Jun 07 2007
Will carbon markets save the planet?
By Tom Burke
Markets, even when mature, are by definition volatile and prices in them difficult to predict. This discourages precisely the kind of high risk, long life investments in the step change technology transition we need to stabilise the climate.
Without a global price for carbon, there will be competitiveness risks for those economies that do put a price on carbon. But to get a global price for carbon we have to agree a global cap on emissions and a mechanism for allocating the permits under that cap.
You have only to have read the papers in the past week to know what an impossible dream that is. America will not agree until the Chinese agree and the Chinese will not agree unless the Americans act first. And in any case, it they were to agree, it would be to the least they thought they could get away with.
The widely held belief that building carbon markets is the best policy for tackling climate change is the triumph – and tragedy – of theory.
Of course they have a role to play but it is currently much smaller than is believed and much too small to solve the problem.
In practise, three other policy tools are much more important and reliable if we are to mobilise the tremendous capacities of the business community in time to make a difference.
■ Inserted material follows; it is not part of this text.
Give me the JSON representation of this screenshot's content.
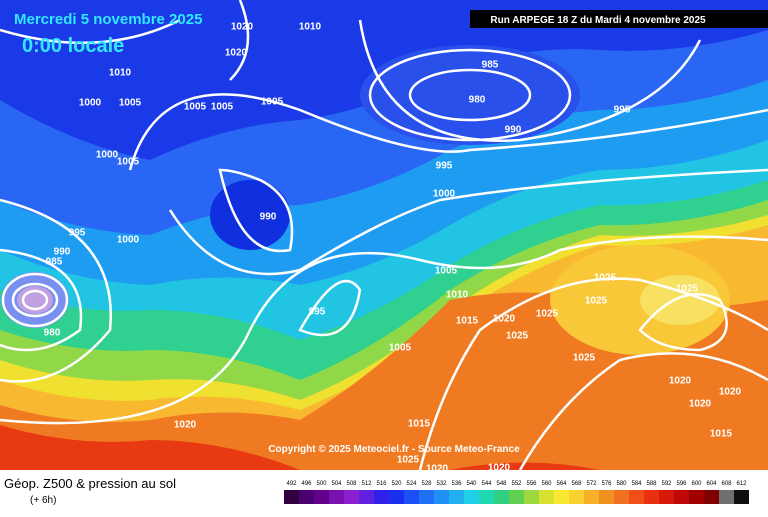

The first is to set the right technical standards to drive the technology deployments we need. The European Union has already shown the way by beginning the legislative process to require all fossil-fuelled electricity generation to be carbon neutral by 2020. It is a pity, however, that it lost its nerve on vehicle emissions under German pressure and ceded leadership in this field to California.
The second is to structure the regulation of energy markets so as to allow utilities to pass through the additional capital costs of making the low carbon transition to the whole of the rate base. This would spread the costs so thinly as to make them much more bearable than the oil price rise we have absorbed with little difficulty.
The third is to spend public money on buying the public good of a stable climate by paying to accelerate the rate at which low carbon technologies are deployed, thus driving down their costs more rapidly than markets alone could ever accomplish.
We can have green growth, but only if we reject the irrational market optimism of the proposers and deploy those policy tools that will actually deliver a stable climate.
It is for these reasons that I am pleased to oppose this motion.